Hong Lei, porta-voz da chancelaria chinesa, disse que o governo vai proteger as empresas japonesas, e que os manifestantes precisam respeitar as leis. "As consequências gravemente destrutivas da aquisição ilegal das ilhas Diaoyu estão emergindo firmemente, e a responsabilidade por isso deve ser arcada pelo Japão."
O Japão irritou o governo chinês na semana passada ao nacionalizar as ilhas do mar do Leste da China, disputadas há décadas entre os dois países e também por Taiwan. O Japão chama o arquipélago de Senkaku.
O governo japonês nacionalizou as ilhas para evitar que o governador nacionalista de Tóquio as adquirisse e construísse instalações, o que irritaria ainda mais o governo chinês.
Em resposta à decisão do Japão, a China enviou seis navios militares de patrulha à região, que contém reservas de gás potencialmente enormes. Na segunda-feira, uma frota com cerca de mil barcos pesqueiros chineses se dirigia ao arquipélago.
Os protestos do fim de semana tiveram como alvo missões diplomáticas japonesas e também lojas, restaurantes e concessionárias de veículos em pelo menos cinco cidades. A Toyota e a Honda disseram que incendiários causaram graves danos às suas revendas na cidade portuária de Qingdao.
A Toyota disse, no entanto, que suas fábricas e escritórios funcionam normalmente na segunda-feira, e que seus empregados japoneses não foram retirados da China. Já a Honda anunciou que vai suspender sua produção no país na terça e quarta-feira. A Fast Retailing, maior rede asiática de varejo de moda, disse que fechou algumas unidades da marca Uniqlo da China.
A rede de supermercados Seven & I Holdings decidiu interromper o funcionamento de 13 supermercados e 198 lojas de conveniência na China. A Sony desaconselhou viagens não-essenciais à China.
A Mazda vai suspender por quatro dias a produção de veículos da sua fábrica de Nanjing, operada em sociedade com a Chongqing Changan Automobile e com a Ford.
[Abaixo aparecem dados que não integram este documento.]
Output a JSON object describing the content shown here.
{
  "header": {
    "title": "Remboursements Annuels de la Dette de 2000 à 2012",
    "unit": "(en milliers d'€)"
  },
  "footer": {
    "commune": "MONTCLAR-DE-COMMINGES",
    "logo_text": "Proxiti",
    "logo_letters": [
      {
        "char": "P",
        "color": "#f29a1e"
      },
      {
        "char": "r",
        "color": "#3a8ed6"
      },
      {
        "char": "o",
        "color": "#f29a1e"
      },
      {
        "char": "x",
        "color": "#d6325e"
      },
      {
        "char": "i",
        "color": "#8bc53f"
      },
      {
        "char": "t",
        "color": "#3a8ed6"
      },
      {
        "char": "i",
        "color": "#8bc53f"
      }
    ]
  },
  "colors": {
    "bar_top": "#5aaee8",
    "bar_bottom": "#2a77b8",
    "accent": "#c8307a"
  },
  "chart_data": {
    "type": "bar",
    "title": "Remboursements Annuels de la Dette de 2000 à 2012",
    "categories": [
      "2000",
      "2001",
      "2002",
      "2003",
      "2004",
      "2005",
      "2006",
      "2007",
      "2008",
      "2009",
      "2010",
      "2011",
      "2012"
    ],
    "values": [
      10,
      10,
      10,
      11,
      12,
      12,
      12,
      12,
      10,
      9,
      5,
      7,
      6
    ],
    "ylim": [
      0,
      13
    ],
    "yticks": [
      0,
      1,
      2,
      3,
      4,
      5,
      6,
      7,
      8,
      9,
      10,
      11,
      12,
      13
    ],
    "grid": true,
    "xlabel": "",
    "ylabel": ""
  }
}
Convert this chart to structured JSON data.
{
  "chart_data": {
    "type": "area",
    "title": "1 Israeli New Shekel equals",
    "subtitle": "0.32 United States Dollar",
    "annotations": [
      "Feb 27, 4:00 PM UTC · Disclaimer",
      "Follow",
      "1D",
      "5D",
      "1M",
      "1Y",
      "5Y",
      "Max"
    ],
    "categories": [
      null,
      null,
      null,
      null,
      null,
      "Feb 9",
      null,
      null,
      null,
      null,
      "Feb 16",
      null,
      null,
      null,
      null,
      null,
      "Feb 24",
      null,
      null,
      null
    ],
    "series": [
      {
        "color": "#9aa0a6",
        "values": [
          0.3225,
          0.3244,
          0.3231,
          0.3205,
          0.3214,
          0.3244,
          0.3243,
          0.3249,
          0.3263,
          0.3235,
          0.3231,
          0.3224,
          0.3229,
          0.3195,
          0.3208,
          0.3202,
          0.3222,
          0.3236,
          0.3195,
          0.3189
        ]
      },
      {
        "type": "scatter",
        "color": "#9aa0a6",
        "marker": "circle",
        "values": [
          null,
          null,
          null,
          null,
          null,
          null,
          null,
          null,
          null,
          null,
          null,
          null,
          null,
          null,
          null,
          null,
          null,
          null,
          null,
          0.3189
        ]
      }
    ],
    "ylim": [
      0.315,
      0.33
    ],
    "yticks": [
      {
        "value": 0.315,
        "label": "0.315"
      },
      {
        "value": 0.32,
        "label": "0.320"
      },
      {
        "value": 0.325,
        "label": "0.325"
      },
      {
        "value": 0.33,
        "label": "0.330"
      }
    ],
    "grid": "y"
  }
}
A Panasonic disse que uma fábrica sua permanecerá fechada na terça-feira, depois de sofrer uma sabotagem de empregados chineses. A Canon vai interromper a produção de eletrônicos em três das suas quatro fábricas na China na terça-feira, e a empresa aérea ANA relatou ter tido um grande número de cancelamentos em voos da China para o Japão.
A terça-feira marca o aniversário do início da ocupação japonesa de 1931 em partes da China.